You can also use the read_only context of a planning scene monitor for tasks that do not require modifying the scene, such as collision checking. For example :

with planning_scene_monitor.read_only() as scene:
        robot_state = scene.current_state
        original_joint_positions = robot_state.get_joint_group_positions("panda_arm")

        # Set the pose goal
        pose_goal = Pose()
        pose_goal.position.x = 0.25
        pose_goal.position.y = 0.25
        pose_goal.position.z = 0.5
        pose_goal.orientation.w = 1.0

        # Set the robot state and check collisions
        robot_state.set_from_ik("panda_arm", pose_goal, "panda_hand")
        robot_state.update()  # required to update transforms
        robot_collision_status = scene.is_state_colliding(
                robot_state=robot_state, joint_model_group_name="panda_arm", verbose=True
        )
        logger.info(f"\nRobot is in collision: {robot_collision_status}\n")

        # Restore the original state
        robot_state.set_joint_group_positions(
                "panda_arm",
                original_joint_positions,
        )
        robot_state.update()  # required to update transforms 

Running the Tutorial in a Gazebo Simulation

The tutorial includes a Docker Compose setup for running the Panda robot in a Gazebo Simulation without having to install any further dependencies on the Host system.

Setup

  1. Perform a shallow clone of the MoveIt 2 Tutorials repo.
git clone https://github.com/henningkayser/moveit2_tutorials.git -b panda_gz --depth 1 --single-branch
  1. Switch to the following directory inside the Python Tutorials.
cd moveit2_tutorials/doc/examples/motion_planning_python_api/docker-gazebo/
  1. Build the Docker image.
docker compose build base

Run MoveIt

The Docker image provides multiple service targets for trying out MoveIt and this Python tutorial with and without Gazebo simulation.

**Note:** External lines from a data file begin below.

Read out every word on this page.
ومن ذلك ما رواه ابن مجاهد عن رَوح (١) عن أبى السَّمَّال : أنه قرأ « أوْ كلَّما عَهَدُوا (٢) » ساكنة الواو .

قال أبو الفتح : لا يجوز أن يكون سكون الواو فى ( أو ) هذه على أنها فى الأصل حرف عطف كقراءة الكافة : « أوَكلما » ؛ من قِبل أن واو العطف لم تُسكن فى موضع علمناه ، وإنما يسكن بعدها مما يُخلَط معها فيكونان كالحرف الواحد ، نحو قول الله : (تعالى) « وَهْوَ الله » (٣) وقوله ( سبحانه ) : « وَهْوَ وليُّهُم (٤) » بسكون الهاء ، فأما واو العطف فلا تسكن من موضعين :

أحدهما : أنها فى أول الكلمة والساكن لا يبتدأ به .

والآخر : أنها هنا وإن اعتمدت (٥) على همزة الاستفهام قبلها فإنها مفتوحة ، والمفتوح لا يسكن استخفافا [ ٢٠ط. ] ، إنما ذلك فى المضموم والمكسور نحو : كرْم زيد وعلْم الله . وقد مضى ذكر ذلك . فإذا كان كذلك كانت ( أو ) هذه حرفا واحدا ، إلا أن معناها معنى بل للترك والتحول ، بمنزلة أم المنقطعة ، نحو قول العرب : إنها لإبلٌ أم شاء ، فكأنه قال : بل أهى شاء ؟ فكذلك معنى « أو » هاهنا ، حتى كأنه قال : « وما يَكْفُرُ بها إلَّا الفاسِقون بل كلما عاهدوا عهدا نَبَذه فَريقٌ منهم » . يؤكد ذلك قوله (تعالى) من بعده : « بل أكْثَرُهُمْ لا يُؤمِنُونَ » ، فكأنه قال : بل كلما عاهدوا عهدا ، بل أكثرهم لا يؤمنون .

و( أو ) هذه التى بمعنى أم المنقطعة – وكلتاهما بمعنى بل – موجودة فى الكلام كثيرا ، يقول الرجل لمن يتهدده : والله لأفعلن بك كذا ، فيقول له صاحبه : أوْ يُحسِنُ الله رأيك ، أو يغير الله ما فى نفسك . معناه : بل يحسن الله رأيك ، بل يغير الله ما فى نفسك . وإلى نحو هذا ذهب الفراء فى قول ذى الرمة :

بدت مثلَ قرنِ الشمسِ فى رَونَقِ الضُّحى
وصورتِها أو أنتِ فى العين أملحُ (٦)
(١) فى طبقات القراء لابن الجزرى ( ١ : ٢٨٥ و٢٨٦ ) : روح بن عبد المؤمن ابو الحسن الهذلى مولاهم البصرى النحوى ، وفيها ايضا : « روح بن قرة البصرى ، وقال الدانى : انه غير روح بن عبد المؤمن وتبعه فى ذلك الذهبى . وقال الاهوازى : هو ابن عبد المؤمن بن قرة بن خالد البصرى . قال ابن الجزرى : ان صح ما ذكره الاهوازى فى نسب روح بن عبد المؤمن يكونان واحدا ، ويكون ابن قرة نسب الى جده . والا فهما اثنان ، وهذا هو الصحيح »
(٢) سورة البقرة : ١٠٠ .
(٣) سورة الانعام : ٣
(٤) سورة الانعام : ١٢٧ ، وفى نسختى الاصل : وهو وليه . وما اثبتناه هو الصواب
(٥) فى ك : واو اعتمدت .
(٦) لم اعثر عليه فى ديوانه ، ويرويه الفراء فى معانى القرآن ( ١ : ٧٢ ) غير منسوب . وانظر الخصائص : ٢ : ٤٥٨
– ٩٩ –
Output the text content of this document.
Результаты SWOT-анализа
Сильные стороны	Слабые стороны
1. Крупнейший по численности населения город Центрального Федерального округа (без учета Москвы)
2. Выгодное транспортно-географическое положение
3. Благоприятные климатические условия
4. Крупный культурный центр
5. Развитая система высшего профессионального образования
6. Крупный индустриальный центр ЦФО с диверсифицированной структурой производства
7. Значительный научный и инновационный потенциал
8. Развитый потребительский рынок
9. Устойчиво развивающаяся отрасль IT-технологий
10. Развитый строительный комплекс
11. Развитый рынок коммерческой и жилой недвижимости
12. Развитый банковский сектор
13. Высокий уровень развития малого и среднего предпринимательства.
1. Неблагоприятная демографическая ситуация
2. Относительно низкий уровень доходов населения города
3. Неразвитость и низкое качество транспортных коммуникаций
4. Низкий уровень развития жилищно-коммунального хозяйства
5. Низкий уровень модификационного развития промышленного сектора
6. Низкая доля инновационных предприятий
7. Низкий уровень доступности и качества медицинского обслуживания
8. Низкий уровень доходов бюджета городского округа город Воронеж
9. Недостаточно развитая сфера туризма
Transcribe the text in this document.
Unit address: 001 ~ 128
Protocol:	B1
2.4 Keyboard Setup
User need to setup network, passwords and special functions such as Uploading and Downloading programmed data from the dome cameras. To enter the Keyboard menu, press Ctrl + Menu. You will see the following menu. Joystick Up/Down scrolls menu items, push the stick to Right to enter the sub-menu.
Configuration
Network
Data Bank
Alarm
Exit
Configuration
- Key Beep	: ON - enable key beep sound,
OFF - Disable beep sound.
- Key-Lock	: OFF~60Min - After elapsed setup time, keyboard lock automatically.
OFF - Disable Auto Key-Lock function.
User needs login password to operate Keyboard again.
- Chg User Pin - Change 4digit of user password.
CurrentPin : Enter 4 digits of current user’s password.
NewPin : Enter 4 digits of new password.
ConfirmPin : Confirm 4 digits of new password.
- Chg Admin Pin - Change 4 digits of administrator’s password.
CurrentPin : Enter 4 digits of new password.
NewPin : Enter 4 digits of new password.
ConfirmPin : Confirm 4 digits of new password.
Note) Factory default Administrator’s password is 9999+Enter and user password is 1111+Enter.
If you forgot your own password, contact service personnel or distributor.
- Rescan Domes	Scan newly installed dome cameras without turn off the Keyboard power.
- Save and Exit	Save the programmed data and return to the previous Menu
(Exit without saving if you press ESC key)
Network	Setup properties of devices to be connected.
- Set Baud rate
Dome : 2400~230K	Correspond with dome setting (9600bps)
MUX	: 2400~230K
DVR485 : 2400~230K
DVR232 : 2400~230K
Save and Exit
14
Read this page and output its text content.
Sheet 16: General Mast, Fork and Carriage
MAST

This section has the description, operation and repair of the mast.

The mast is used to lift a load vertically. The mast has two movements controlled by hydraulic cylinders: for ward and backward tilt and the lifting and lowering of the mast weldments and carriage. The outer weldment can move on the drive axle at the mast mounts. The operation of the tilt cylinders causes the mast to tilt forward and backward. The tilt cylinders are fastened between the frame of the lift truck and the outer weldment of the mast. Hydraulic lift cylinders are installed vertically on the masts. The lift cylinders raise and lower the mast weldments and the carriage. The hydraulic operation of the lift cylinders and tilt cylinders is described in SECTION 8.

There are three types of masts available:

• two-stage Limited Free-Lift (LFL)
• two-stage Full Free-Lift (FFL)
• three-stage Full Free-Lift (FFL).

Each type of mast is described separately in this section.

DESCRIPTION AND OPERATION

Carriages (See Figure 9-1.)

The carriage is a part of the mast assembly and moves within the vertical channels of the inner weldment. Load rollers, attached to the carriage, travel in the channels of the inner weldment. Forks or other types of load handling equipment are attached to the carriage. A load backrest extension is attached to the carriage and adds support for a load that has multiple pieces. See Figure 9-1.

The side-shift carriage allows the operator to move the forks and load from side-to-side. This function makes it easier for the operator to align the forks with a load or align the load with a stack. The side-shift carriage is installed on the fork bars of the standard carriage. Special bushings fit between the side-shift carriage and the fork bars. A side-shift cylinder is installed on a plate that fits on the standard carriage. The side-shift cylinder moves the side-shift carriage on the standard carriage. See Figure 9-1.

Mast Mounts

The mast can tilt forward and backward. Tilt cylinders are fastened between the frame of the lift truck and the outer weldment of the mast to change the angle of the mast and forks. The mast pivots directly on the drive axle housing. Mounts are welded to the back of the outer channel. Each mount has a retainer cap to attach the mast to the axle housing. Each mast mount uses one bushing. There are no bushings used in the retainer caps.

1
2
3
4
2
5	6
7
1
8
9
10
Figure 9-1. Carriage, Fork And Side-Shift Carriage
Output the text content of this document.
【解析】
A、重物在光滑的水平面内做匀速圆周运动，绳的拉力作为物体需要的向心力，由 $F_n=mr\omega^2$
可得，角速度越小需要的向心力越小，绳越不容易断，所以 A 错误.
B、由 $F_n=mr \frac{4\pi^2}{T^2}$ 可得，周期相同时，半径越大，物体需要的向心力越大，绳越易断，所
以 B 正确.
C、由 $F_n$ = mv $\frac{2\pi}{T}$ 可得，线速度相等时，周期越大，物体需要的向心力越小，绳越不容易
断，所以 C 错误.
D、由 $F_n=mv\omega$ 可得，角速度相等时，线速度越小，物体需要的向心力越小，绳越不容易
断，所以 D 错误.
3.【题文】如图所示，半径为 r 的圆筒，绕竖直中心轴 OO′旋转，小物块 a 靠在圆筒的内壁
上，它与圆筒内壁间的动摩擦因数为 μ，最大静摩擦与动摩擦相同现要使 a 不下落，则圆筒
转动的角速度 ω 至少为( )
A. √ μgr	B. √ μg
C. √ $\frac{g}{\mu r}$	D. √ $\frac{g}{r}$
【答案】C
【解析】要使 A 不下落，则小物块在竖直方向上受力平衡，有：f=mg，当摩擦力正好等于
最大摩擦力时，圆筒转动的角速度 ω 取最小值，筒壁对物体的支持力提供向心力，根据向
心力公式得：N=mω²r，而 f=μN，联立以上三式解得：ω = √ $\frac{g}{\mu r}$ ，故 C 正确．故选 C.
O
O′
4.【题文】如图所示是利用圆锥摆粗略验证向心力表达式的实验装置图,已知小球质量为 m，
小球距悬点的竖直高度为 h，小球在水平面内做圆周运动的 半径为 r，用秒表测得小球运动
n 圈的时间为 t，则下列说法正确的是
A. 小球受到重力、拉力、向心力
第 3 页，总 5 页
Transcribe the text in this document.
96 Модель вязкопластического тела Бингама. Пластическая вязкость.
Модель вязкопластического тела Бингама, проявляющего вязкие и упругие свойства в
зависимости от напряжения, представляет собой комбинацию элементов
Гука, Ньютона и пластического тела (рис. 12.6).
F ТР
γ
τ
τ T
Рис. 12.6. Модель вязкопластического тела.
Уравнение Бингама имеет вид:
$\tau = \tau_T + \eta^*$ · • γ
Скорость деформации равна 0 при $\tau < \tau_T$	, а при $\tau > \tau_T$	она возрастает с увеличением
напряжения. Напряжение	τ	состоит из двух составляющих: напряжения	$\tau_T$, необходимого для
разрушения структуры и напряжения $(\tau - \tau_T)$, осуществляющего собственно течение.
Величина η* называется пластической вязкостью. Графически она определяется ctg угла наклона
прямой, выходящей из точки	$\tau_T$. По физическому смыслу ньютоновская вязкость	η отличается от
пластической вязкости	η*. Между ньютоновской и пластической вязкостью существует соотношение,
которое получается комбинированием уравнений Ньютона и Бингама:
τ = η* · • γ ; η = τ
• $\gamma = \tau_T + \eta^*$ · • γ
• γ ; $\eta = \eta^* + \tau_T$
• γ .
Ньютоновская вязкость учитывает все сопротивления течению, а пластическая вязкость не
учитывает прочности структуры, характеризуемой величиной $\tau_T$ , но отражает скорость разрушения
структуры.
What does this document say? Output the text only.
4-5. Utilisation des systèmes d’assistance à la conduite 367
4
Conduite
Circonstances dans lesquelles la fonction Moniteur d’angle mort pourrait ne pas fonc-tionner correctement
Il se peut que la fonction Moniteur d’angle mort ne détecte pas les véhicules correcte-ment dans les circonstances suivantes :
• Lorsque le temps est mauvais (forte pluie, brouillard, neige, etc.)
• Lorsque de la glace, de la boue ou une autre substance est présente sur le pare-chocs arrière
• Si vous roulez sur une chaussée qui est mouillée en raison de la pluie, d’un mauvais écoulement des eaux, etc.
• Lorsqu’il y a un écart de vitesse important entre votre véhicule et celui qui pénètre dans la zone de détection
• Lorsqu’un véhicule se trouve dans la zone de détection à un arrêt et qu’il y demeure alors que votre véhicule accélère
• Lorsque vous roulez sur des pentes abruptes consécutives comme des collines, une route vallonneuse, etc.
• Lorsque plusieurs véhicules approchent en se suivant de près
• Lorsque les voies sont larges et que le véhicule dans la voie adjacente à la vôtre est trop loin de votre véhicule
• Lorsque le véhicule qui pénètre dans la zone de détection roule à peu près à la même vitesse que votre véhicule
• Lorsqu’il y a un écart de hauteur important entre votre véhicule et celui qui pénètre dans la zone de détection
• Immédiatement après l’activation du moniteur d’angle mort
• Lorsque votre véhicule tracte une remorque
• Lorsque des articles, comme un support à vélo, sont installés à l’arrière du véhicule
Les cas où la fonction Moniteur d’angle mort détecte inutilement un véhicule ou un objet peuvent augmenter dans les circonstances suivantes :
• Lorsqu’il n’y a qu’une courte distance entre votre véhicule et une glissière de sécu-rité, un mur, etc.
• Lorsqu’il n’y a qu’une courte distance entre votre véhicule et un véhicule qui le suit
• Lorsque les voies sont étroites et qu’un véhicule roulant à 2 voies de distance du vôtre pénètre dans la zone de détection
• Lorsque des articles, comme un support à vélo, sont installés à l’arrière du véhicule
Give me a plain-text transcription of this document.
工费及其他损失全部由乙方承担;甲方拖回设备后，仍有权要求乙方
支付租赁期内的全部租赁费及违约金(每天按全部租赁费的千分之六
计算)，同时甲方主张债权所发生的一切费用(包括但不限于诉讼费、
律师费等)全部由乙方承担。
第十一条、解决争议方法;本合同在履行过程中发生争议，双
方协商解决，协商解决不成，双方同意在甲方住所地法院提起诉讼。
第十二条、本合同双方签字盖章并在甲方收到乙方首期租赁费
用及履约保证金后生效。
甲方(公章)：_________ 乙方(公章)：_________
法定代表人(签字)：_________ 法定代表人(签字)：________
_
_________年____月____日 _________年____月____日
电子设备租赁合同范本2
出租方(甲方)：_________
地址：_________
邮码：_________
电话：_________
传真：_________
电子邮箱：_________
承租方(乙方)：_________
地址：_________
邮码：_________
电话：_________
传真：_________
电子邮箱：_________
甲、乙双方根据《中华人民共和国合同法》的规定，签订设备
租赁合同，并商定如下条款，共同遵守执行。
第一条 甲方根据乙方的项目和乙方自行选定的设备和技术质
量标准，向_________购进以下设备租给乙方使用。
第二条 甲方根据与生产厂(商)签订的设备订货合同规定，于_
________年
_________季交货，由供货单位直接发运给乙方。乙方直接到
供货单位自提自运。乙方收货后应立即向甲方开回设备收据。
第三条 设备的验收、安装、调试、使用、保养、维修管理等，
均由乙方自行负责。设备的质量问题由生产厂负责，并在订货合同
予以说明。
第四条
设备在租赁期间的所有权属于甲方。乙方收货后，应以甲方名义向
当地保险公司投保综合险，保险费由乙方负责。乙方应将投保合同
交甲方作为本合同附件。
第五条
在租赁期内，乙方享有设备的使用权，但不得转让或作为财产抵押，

  • python_gazebo: Runs this tutorial with RViz and a Gazebo simulation
  • python_mock_components: Runs this tutorial with RViz and mock hardware
  • demo_gazebo: Runs a Panda MoveGroup with RViz and a Gazebo simulation
  • demo_mock_components: Runs a Panda MoveGroup with RViz and mock hardware

You can run these service targets like this:

docker compose up python_gazebo

All targets are available with the optional postfix *_gpu which might be required depending on the installed System, GPU Vendor and drivers.